One was that it was just a really rare mutation. It wasn’t like one of these just change one letter. It was something where maybe you had to flip a certain segment of DNA and you had to have exactly this break point and exactly that break point. And that was the only way to do it. So it was a rare event, but it could have happened at any point in time.

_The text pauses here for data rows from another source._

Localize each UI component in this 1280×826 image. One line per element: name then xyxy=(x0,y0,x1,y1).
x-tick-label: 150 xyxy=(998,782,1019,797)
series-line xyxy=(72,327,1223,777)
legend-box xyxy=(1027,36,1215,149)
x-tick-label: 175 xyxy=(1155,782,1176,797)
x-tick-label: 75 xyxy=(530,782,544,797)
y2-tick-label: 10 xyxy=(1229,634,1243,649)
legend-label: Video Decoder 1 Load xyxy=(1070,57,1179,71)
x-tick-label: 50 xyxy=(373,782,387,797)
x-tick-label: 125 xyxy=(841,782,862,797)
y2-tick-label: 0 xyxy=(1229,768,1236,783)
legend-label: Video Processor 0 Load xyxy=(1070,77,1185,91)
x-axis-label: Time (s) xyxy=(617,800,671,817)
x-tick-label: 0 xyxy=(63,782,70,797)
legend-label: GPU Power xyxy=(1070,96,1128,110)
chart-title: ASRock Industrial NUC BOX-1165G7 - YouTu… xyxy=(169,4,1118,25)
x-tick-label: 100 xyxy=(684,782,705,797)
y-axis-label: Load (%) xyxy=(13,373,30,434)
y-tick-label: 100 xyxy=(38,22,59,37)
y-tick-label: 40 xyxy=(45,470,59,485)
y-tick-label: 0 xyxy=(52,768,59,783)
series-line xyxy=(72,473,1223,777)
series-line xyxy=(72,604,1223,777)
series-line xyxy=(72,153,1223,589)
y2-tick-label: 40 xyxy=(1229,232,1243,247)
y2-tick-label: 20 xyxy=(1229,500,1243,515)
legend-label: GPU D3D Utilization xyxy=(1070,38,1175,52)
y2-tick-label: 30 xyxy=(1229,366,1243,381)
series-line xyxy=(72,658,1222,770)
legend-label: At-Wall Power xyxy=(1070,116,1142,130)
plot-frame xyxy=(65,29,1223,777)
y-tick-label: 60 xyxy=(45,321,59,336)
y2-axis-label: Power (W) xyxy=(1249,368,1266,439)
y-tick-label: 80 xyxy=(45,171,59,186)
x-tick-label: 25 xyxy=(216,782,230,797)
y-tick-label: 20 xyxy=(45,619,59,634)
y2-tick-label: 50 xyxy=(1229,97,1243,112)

The alternative hypothesis is that, well, what happened was a series of events that made something perfectly ordinary become possible that wasn’t possible at the beginning because a mutation would only have this effect once other aspects of the organism had changed.

To make a long story short, it turns out it’s such a difficult trait to evolve because both of those hypotheses are true.

This is a bit like how I think of the evolution of the ability to transmit energy or information without diffusion. Evolution was never able to directly evolve a way to transmit signals or information faster than myelinated neurons. Instead it ended up evolving a species capable of controlling electricity and making computers. And that species is in the process of turning over control of the world to a brand-new type of life that doesn’t use DNA at all and it not limited by the speed of diffusion in any sense.

It’s difficult to imagine how we could overcome many of these diffusion-based limitations of brains without a major redesign of how neurons function. We can probably raise IQ into the low or mid 200s with genetic engineering. But 250 IQ humans are rapidly going to be surpassed by AI that can spawn a new generation of itself in a matter of weeks or months.

So I think in the long run, the only way biological brains win is if we simply do not build AGI.